Ощущение было такое, что сама гора зашаталась туда–сюда, словно ей тоже надоело мерзнуть или ей захотелось сбросить с себя этих людишек, которым вздумалось ее покорить.
— Бат!
Любой крик, любой зов был сейчас бессмысленным. Буря властвовала надо всем: над горами и небом, над снегами и ледниками, над животными и людьми.
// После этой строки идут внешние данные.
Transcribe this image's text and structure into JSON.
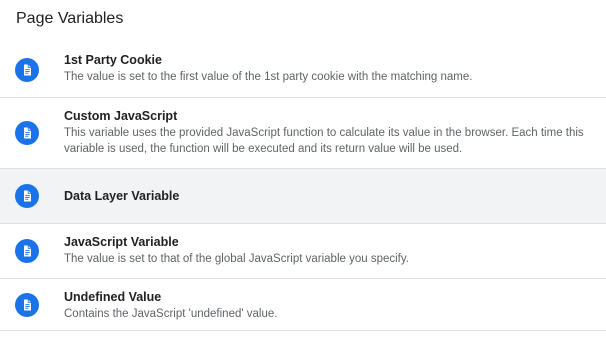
{
  "section": {
    "title": "Page Variables"
  },
  "colors": {
    "accent": "#1a73e8",
    "selected_row": "#f1f3f4",
    "divider": "#e0e0e0"
  },
  "items": [
    {
      "name": "1st Party Cookie",
      "description": "The value is set to the first value of the 1st party cookie with the matching name.",
      "icon": "document-icon"
    },
    {
      "name": "Custom JavaScript",
      "description": "This variable uses the provided JavaScript function to calculate its value in the browser. Each time this variable is used, the function will be executed and its return value will be used.",
      "icon": "document-icon"
    },
    {
      "name": "Data Layer Variable",
      "description": "",
      "icon": "document-icon",
      "selected": true
    },
    {
      "name": "JavaScript Variable",
      "description": "The value is set to that of the global JavaScript variable you specify.",
      "icon": "document-icon"
    },
    {
      "name": "Undefined Value",
      "description": "Contains the JavaScript 'undefined' value.",
      "icon": "document-icon"
    }
  ]
}
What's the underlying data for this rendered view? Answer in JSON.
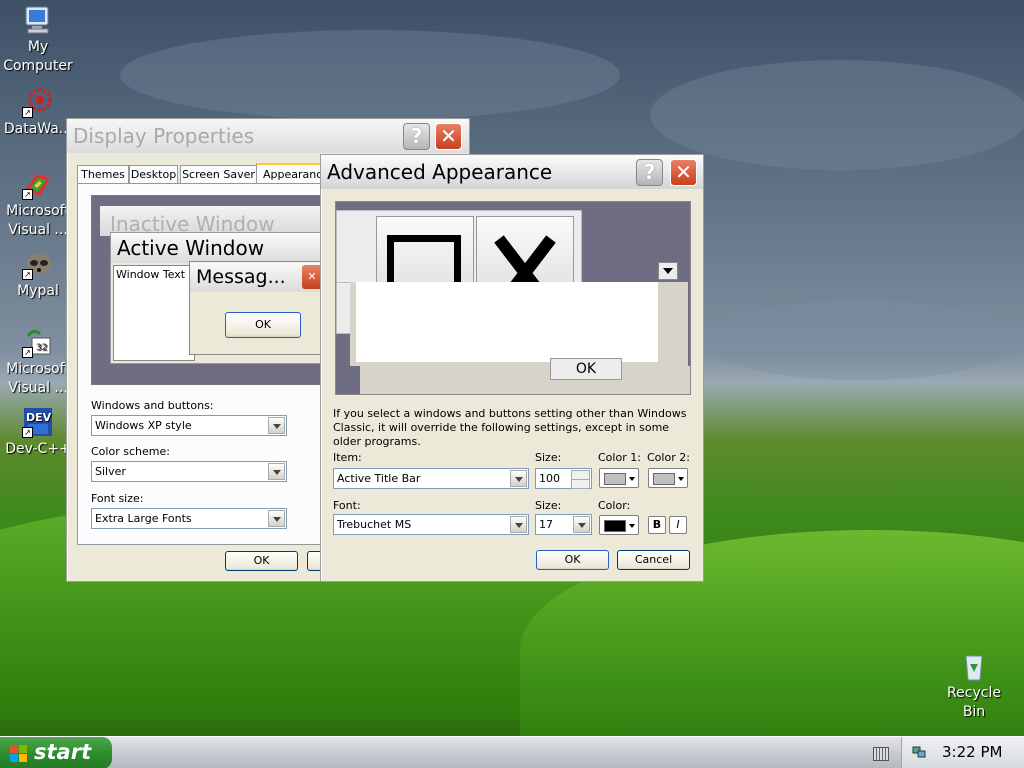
{
  "desktop": {
    "icons": [
      {
        "label": "My Computer",
        "icon": "my-computer-icon"
      },
      {
        "label": "DataWa...",
        "icon": "datawarehouse-icon"
      },
      {
        "label": "Microsoft Visual ...",
        "icon": "visual-studio-icon"
      },
      {
        "label": "Mypal",
        "icon": "mypal-icon"
      },
      {
        "label": "Microsoft Visual ...",
        "icon": "visual-foxpro-icon"
      },
      {
        "label": "Dev-C++",
        "icon": "dev-cpp-icon"
      },
      {
        "label": "Recycle Bin",
        "icon": "recycle-bin-icon"
      }
    ]
  },
  "display_props": {
    "title": "Display Properties",
    "tabs": [
      "Themes",
      "Desktop",
      "Screen Saver",
      "Appearance"
    ],
    "preview": {
      "inactive": "Inactive Window",
      "active": "Active Window",
      "window_text": "Window Text",
      "message": "Messag...",
      "ok": "OK"
    },
    "windows_buttons_label": "Windows and buttons:",
    "windows_buttons_value": "Windows XP style",
    "color_scheme_label": "Color scheme:",
    "color_scheme_value": "Silver",
    "font_size_label": "Font size:",
    "font_size_value": "Extra Large Fonts",
    "ok": "OK"
  },
  "advanced": {
    "title": "Advanced Appearance",
    "preview_ok": "OK",
    "info": "If you select a windows and buttons setting other than Windows Classic, it will override the following settings, except in some older programs.",
    "item_label": "Item:",
    "item_value": "Active Title Bar",
    "size_label": "Size:",
    "size_value": "100",
    "color1_label": "Color 1:",
    "color2_label": "Color 2:",
    "font_label": "Font:",
    "font_value": "Trebuchet MS",
    "font_size_label": "Size:",
    "font_size_value": "17",
    "color_label": "Color:",
    "bold": "B",
    "italic": "I",
    "ok": "OK",
    "cancel": "Cancel",
    "colors": {
      "color1": "#c0c0c0",
      "color2": "#c0c0c0",
      "font_color": "#000000"
    }
  },
  "taskbar": {
    "start": "start",
    "clock": "3:22 PM"
  }
}
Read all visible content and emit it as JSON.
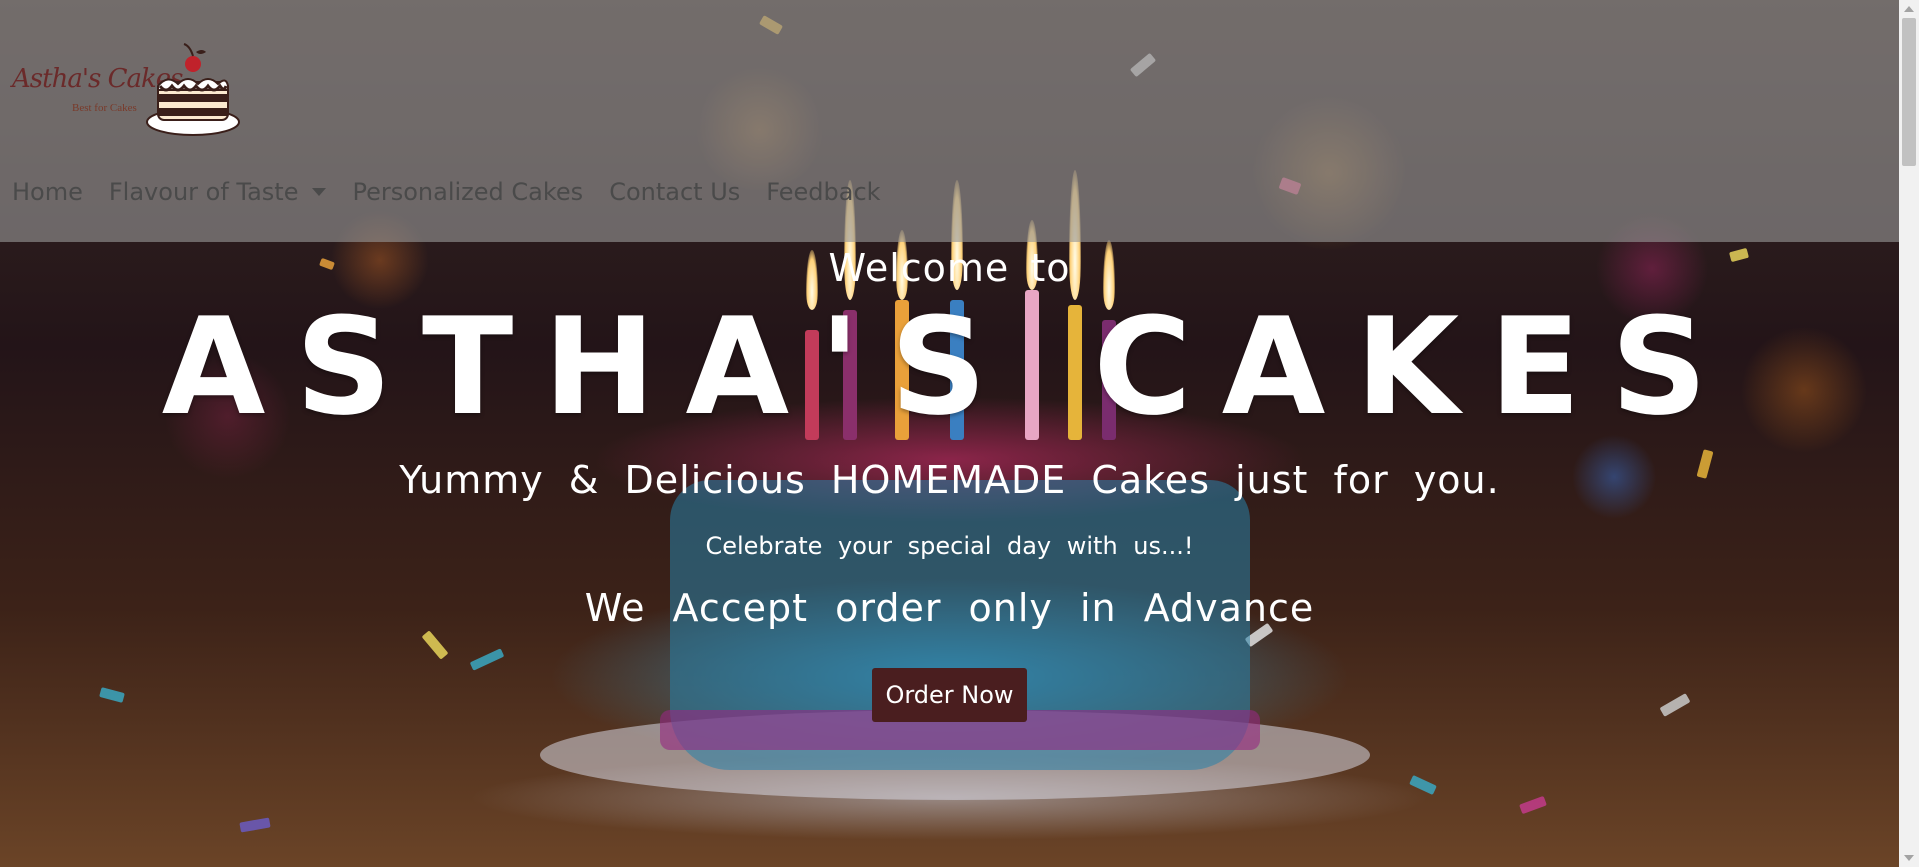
{
  "brand": {
    "logo_text": "Astha's Cakes",
    "logo_tagline": "Best for Cakes"
  },
  "nav": {
    "items": [
      {
        "label": "Home"
      },
      {
        "label": "Flavour of Taste",
        "has_dropdown": true
      },
      {
        "label": "Personalized Cakes"
      },
      {
        "label": "Contact Us"
      },
      {
        "label": "Feedback"
      }
    ]
  },
  "hero": {
    "welcome": "Welcome to",
    "title": "ASTHA'S CAKES",
    "tagline": "Yummy & Delicious HOMEMADE Cakes just for you.",
    "subtitle": "Celebrate your special day with us...!",
    "advance_note": "We Accept order only in Advance",
    "cta_label": "Order Now"
  },
  "colors": {
    "navbar_overlay": "#969696",
    "nav_text": "#4a4a4a",
    "cta_bg": "#4a1e1f",
    "hero_text": "#ffffff"
  }
}
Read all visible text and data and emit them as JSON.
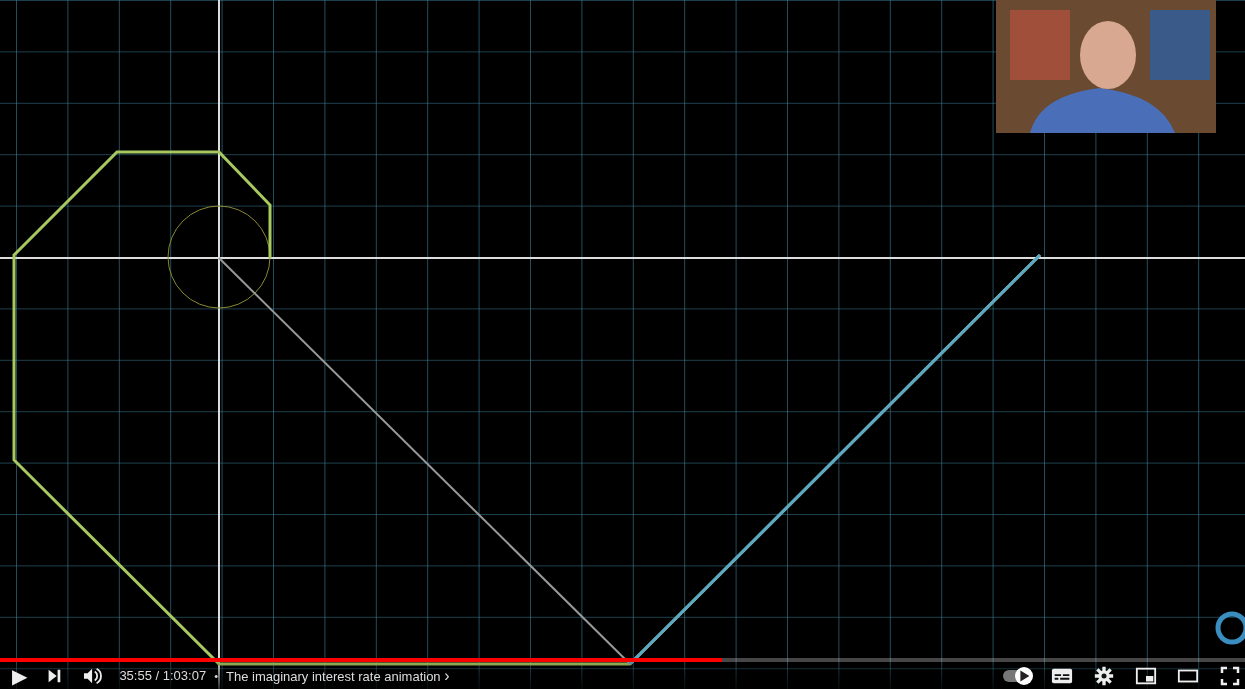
{
  "progress": {
    "level": 0.58
  },
  "controls": {
    "play": "▶",
    "time": "35:55 / 1:03:07",
    "separator": "•",
    "chapter": "The imaginary interest rate animation",
    "chapter_chevron": "›",
    "autoplay": {
      "on": true
    }
  }
}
Именно она, эта необузданная буря, и решала, кому еще кричать, а кому никогда больше не вскрикнуть, кому умереть сейчас, а кому позже. «Я не должен погибнуть!» Все естество Тенгери противилось этому. «Я взываю ко всем богам–небожителям и богам этих гор: не допустите этого! Я не хочу!» Его пальцы вцепились в чью–то овчину, ртом он тоже прижимался к чьей–то шубе. Он даже вцепился в нее зубами, а разжать его пальцы вряд ли кто–нибудь сумел бы. Чья это шуба, он не знал. Да и какая разница? Может быть, ее хозяин так же цепляется сейчас за шубу соседа. Они сплетались в клубок, как дикие звери, а снег и льдинки, льдинки и снег все больше погребали их под собой.
Сколько времени это продолжалось, никто потом сказать не мог. Когда буря улеглась, небо сделалось таким чистым, таким звездным, каким они его никогда в горах не видели. Луну кто–то словно приморозил к вершине одной из гор, и теперь она выкрасила снег в синий, а лед — в серо–зеленый цвет. Все выглядело каким–то болезненным, блеклым, неестественно замершим, неживым.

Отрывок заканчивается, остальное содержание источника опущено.